In spite of the hydrocarbon sector’s weaker performance than initially foreseen and the anticipated prolonged cycle of interest rates, which might influence demand, CBRE is upholding the majority of its prognoses made at the commencement of 2023.

Key Points from CBRE’s UAE Real Estate 2023 Market Outlook Mid-Year Review

  1. Robust Demand vs. Limited Supply – The report underscores the dynamic of robust demand in the UAE’s real estate sector juxtaposed with a constrained supply. This interplay continues to shape the market landscape, driving various segments towards positive growth trajectories.
  1. Economic Adjustment – CBRE’s UAE Real Estate report acknowledges the economic adjustments that have impacted the UAE’s GDP growth projection. The initial anticipation of a 3.5 percent expansion has been revised down to 2.2 percent due to factors including the projected contraction in the hydrocarbon sector.
  1. Hydrocarbon Sector Contraction – The review highlights the projected contraction of the UAE’s hydrocarbon sector by 3.3 percent, a significant deviation from the earlier projected growth of 2.7 percent. This shift has contributed to the recalibration of overall economic expectations.
  1. Non-Hydrocarbon Sector Growth – On a positive note, the non-hydrocarbon sector’s growth outlook has improved. The forecast now indicates an estimated growth rate of 4.2 percent, up from the previous estimation of 3.9 percent. This signals the resilience and diversification of the UAE’s economy beyond its traditional industries.
  1. Prolonged Rate Cycle – The report takes into account the anticipated prolonged cycle of interest rates, which might impact overall demand within the real estate sector. Despite this challenge, CBRE maintains its earlier forecasts for various market segments.
  1. Steadfast Forecasts – CBRE’s UAE Real Estate continued confidence in its initial forecasts, despite economic adjustments, underscores its comprehensive understanding of the UAE real estate market. This confidence resonates with the agency’s commitment to providing reliable insights to stakeholders.
  1. Non-Hydrocarbon Sector Momentum – With the non-hydrocarbon sector poised for enhanced growth, CBRE’s UAE Real Estate report signals potential investment opportunities in industries beyond the traditional hydrocarbon focus. The diversification of the UAE’s economy is a pivotal factor in shaping the real estate market’s trajectory.
  1. Evolving Market Dynamics – The review identifies the evolving dynamics of the UAE real estate market. The interplay of economic shifts, demand trends, and regulatory changes underscores the need for comprehensive analysis and forward-thinking strategies.

Occupancy rates have surged at a more rapid pace than initially anticipated, resulting in a notable 3.6 percent increase in Revenue Per Available Room (RevPAR) during the same aforementioned period, as observed by CBRE. This remarkable performance, surpassing expectations, can be attributed in part to the resumption of the European tourism market.

Capitalizing on the UAE’s status as a pivotal hub, tourists are opting for intercontinental breaks, influenced by both choice and external factors. This trend has provided a robust foundation for enhanced performance. Consequently, there is a heightened demand and profitability, even during what is traditionally considered the commencement of the low season.

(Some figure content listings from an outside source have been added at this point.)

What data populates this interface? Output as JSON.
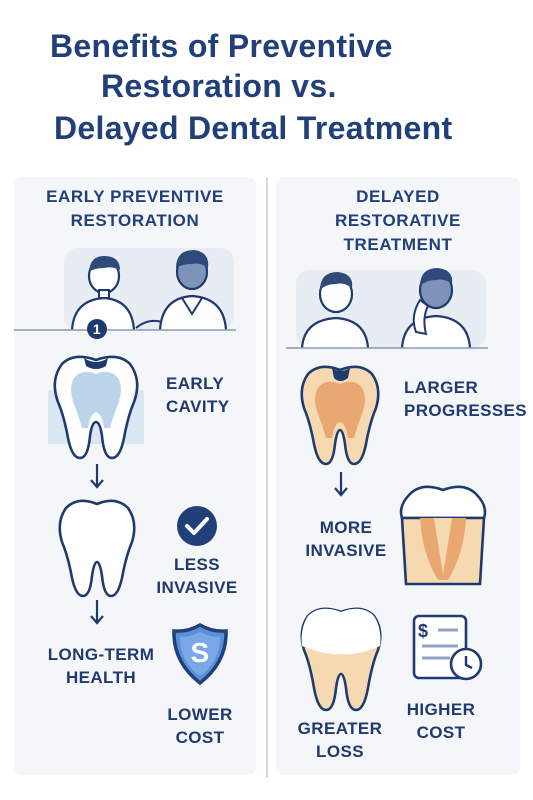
{
  "title": {
    "line1": "Benefits of Preventive",
    "line2": "Restoration vs.",
    "line3": "Delayed Dental Treatment"
  },
  "left": {
    "heading_line1": "EARLY PREVENTIVE",
    "heading_line2": "RESTORATION",
    "step_badge": "1",
    "labels": {
      "early_cavity_1": "EARLY",
      "early_cavity_2": "CAVITY",
      "less_invasive_1": "LESS",
      "less_invasive_2": "INVASIVE",
      "long_term_1": "LONG-TERM",
      "long_term_2": "HEALTH",
      "lower_cost_1": "LOWER",
      "lower_cost_2": "COST"
    },
    "shield_letter": "S"
  },
  "right": {
    "heading_line1": "DELAYED",
    "heading_line2": "RESTORATIVE",
    "heading_line3": "TREATMENT",
    "labels": {
      "larger_1": "LARGER",
      "larger_2": "PROGRESSES",
      "more_invasive_1": "MORE",
      "more_invasive_2": "INVASIVE",
      "greater_loss_1": "GREATER",
      "greater_loss_2": "LOSS",
      "higher_cost_1": "HIGHER",
      "higher_cost_2": "COST"
    },
    "invoice_symbol": "$"
  },
  "colors": {
    "navy": "#21407a",
    "healthy_pulp": "#bcd4ea",
    "decayed_pulp": "#e9a872",
    "decay_yellow": "#f6d9b0",
    "panel": "#f4f6f9"
  }
}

While the upscale beachfront segment of the market has not matched the broader industry in terms of occupancy, Average Daily Rates (ADRs), and RevPAR, the outlook has shifted. CBRE no longer anticipates a decline in ADRs, indicating a positive trajectory for RevPAR performance throughout the year.

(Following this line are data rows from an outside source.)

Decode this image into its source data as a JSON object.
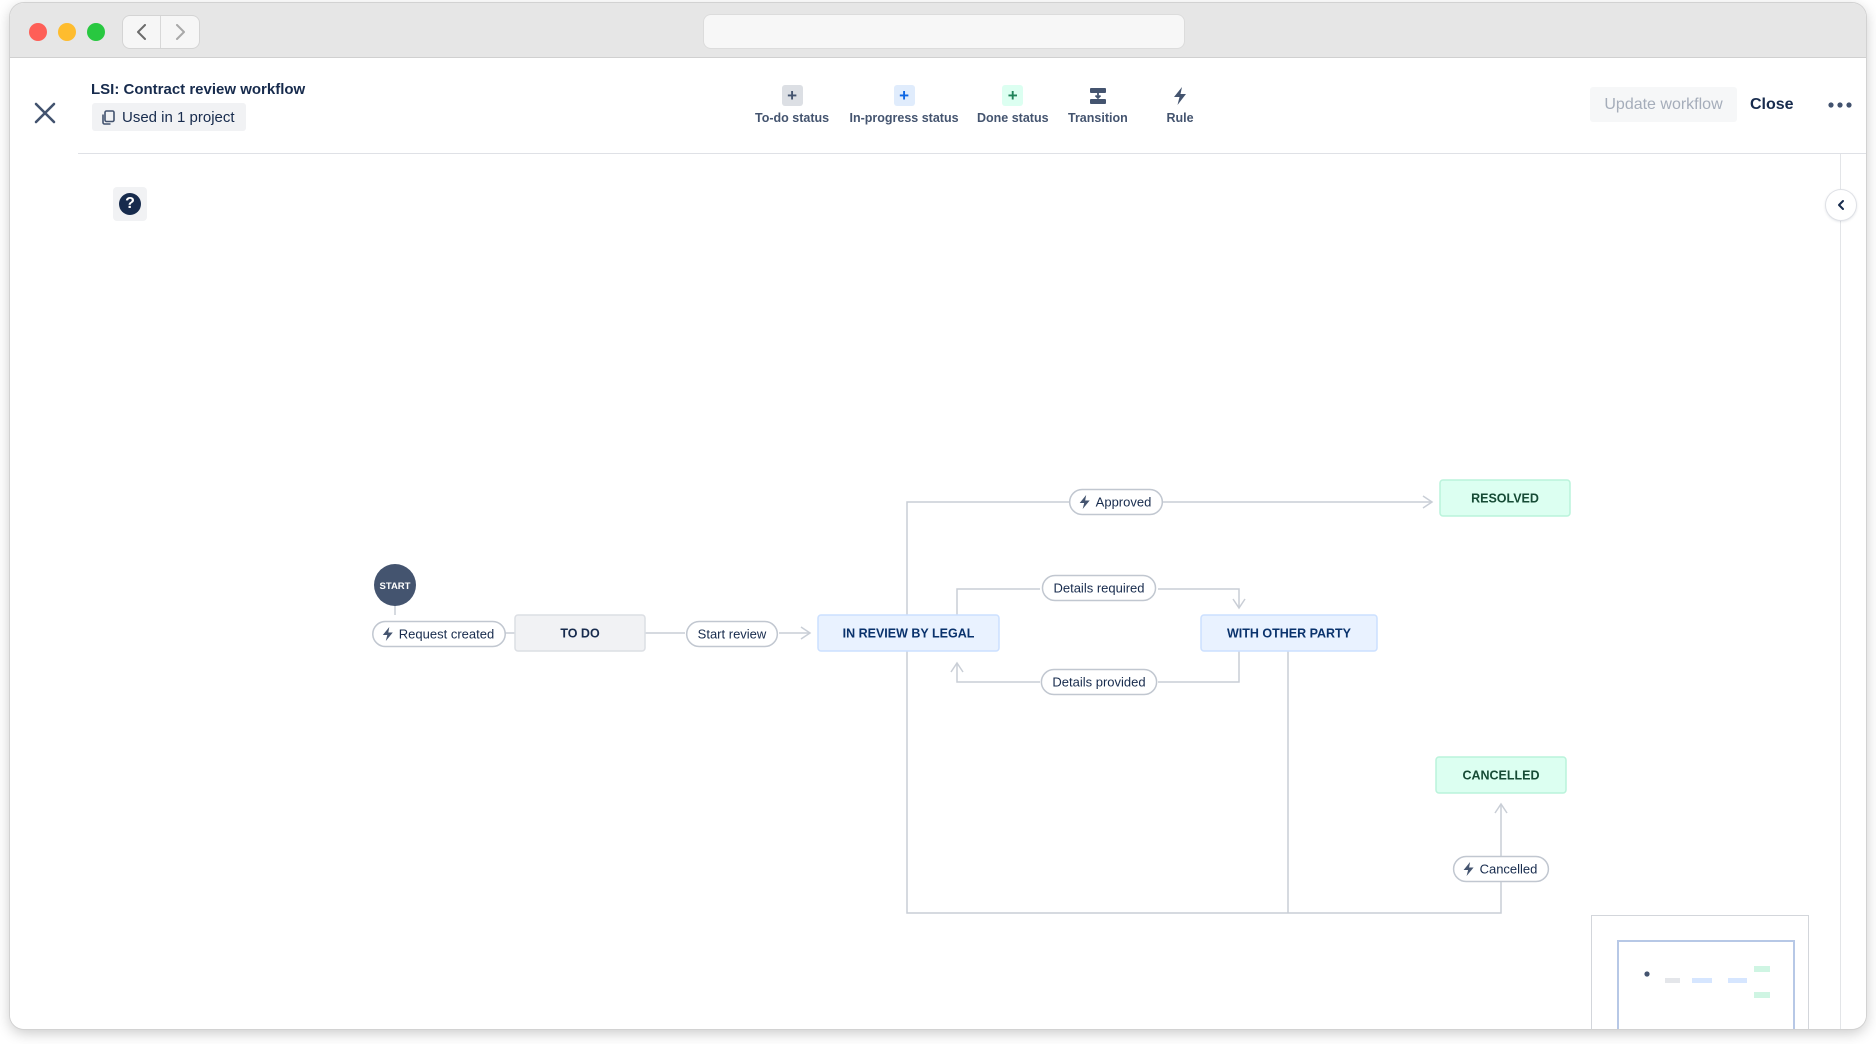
{
  "window": {
    "url": ""
  },
  "header": {
    "title": "LSI: Contract review workflow",
    "used_in": "Used in 1 project",
    "update_label": "Update workflow",
    "close_label": "Close"
  },
  "toolbar": [
    {
      "label": "To-do status",
      "glyph": "+",
      "icon": "plus-icon",
      "color": "#44546f",
      "bg": "#dcdfe4"
    },
    {
      "label": "In-progress status",
      "glyph": "+",
      "icon": "plus-icon",
      "color": "#0c66e4",
      "bg": "#e0ecfc"
    },
    {
      "label": "Done status",
      "glyph": "+",
      "icon": "plus-icon",
      "color": "#1f845a",
      "bg": "#dcfff1"
    },
    {
      "label": "Transition",
      "icon": "transition-icon",
      "color": "#44546f"
    },
    {
      "label": "Rule",
      "icon": "lightning-icon",
      "color": "#44546f"
    }
  ],
  "workflow": {
    "start_label": "START",
    "statuses": {
      "todo": {
        "label": "TO DO",
        "category": "todo"
      },
      "review": {
        "label": "IN REVIEW BY LEGAL",
        "category": "inprogress"
      },
      "other": {
        "label": "WITH OTHER PARTY",
        "category": "inprogress"
      },
      "resolved": {
        "label": "RESOLVED",
        "category": "done"
      },
      "cancelled": {
        "label": "CANCELLED",
        "category": "done"
      }
    },
    "transitions": {
      "created": {
        "label": "Request created",
        "rule": true
      },
      "start_review": {
        "label": "Start review",
        "rule": false
      },
      "approved": {
        "label": "Approved",
        "rule": true
      },
      "details_required": {
        "label": "Details required",
        "rule": false
      },
      "details_provided": {
        "label": "Details provided",
        "rule": false
      },
      "cancelled": {
        "label": "Cancelled",
        "rule": true
      }
    }
  },
  "colors": {
    "todo_bg": "#f1f2f4",
    "todo_border": "#dcdfe4",
    "todo_text": "#172b4d",
    "inprogress_bg": "#e9f2ff",
    "inprogress_border": "#cce0ff",
    "inprogress_text": "#09326c",
    "done_bg": "#dcfff1",
    "done_border": "#baf3db",
    "done_text": "#164b35",
    "connector": "#c9ced6",
    "start_bg": "#44546f"
  }
}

Taimur Khan, Dubai’s Head of Research for the MENA region at CBRE, shares insights –

“The year 2023 is largely aligning with our projected market performance. Despite certain global economic apprehensions, the shortage of supply in crucial commercial sectors like industrial and logistics, office spaces, and specific segments within the retail domain has been a pivotal factor bolstering robust performance.

The persistence of demand escalation within the residential sector has been a notable development. However, it’s important to note that our perspective maintains that the pace of price growth will likely ease by the end of the year. Nonetheless, a positive trajectory is anticipated.”